Alice’s piece for April
Your statement that this sonnet highlights the merits of free verse is
certainly true. I have to admire the chutzpa of undertaking (pun intended)
this project. If anyone could make it work, it would be you, and you almost
pulled it off. Unfortunately, it impressed me as a case of the tail wagging
the dog. The form has ruled the message and the song. Having
said that, I did enjoy the humor. The ideas are clever and cute. The
rhymes all work, but sometimes they seemed reaching. By that I mean, it felt
like you were reaching for a way to get a rhyme in. The content seemed in some
places to be made for the rhyme.
I don’t think I could have done this as well as you. Not even close.
The last line was a lot of fun.
All in all, I’d hve to say you’ve done a really good job with a really
difficult task.
A Sonneteer's Bucket List
by Alice Jane-Marie Massa
Alas! The day has come for me to ask:
What can you find in my pale Bucket List?
Do I present for you too hard a task?
Of course, my list has a poetic twist!
Turn to Bedloe's Island for your first clue.
A pedestal was placed and did inspire
A "Colossus," once thought of as so "new"--
verses of which immigrants will not tire.

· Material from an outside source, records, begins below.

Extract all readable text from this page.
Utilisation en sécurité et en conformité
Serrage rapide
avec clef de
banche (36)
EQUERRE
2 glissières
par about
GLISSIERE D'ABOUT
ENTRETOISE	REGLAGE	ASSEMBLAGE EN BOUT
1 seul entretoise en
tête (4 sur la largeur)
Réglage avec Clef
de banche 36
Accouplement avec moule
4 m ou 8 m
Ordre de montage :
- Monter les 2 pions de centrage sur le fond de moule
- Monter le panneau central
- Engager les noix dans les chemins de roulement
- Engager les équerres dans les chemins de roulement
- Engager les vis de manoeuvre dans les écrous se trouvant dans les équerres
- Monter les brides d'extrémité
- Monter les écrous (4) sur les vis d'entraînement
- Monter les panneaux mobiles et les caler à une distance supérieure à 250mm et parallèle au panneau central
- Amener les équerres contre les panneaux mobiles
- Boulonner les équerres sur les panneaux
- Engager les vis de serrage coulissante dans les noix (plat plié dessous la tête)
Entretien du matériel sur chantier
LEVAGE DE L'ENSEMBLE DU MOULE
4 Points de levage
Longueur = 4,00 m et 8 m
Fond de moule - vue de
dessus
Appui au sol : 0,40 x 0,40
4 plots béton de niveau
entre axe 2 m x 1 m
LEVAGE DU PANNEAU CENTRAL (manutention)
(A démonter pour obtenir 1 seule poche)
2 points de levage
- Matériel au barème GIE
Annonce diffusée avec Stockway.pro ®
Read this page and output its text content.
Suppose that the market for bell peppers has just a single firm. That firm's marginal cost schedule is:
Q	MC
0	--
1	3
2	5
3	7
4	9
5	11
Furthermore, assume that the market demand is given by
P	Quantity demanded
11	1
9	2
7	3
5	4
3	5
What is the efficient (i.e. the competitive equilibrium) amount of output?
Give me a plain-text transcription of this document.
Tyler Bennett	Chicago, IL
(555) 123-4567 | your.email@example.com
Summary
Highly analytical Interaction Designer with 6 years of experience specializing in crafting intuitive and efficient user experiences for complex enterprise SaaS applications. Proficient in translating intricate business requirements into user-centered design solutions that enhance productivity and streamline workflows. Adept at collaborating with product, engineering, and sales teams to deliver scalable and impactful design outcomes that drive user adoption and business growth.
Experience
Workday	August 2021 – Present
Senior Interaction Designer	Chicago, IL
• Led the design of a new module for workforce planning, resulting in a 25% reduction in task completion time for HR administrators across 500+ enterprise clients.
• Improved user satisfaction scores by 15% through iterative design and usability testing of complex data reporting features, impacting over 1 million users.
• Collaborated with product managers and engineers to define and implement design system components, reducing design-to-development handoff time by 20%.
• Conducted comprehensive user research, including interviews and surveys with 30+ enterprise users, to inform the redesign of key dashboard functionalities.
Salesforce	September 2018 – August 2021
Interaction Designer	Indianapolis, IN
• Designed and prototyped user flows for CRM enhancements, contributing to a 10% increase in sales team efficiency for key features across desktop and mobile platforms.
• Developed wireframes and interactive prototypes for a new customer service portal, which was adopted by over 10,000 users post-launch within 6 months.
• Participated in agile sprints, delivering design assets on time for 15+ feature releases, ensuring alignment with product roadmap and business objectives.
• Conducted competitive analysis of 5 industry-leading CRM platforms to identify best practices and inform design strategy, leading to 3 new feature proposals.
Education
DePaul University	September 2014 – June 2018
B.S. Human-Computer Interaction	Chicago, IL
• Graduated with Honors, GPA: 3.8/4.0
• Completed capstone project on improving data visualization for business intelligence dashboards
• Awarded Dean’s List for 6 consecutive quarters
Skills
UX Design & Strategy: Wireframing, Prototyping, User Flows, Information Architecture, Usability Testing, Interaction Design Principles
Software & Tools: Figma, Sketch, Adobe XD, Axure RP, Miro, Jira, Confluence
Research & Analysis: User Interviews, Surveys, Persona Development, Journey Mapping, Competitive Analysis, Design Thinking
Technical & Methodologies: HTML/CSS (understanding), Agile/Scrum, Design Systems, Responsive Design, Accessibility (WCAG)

Oh, you know, Ms. Lazarus holds the lead:
her poem is immortalized on a plaque
for generations of tourists to read.
No pages are needed--take this book back!
I want my poem in granite. Please don't laugh!
My Bucket List comes with my epitaph.
##########
Val’s piece
Mother love
I stepped in to darkness,
I love the layered meanings of darkness.
a night so thick with sorrow
I could hardly breathe.
Terrific two lines. I wish I’d written them.
My eyes strained for light
from the stars, the horizon,
the hidden chamber of spirit
Beautiful, powerful heartbreaking.
Listening with every ounce of hope,
Wow!
a splinter of light appeared--
within me as well as
before my eyes.
In that split moment of knowing
I reached out a hand--
He was before me,
well, alive, smiling triumphant.
At this point there are so many wonderful questions. Except for the
title, this could be Christ risen, a loved one such as child, husband, parent.
"Mother!"
the word shook reality and my soul!
A question is answered and leaves more questions. Is this a child who
was missing and returned? Is it a child who is no longer of this earth who
has returned in spirit?
Beautiful, His blue eyes took
away every tear in my heart.
The light between us grew
That question is wonderfully unanswered.
and the first streak of morning
lit the sky.
So this morning and light can be the light and awakening of the soul.
And/or it can be the dawn of a physical morning and the relief of a mother for
her son. It is probably all of the above.
All we shared was silent
through heart and spirit as I gazed
at the coming of a new day,
my Son
These last lines would make a rock cry.
Valerie, I bow at the feet of a master. It is that good.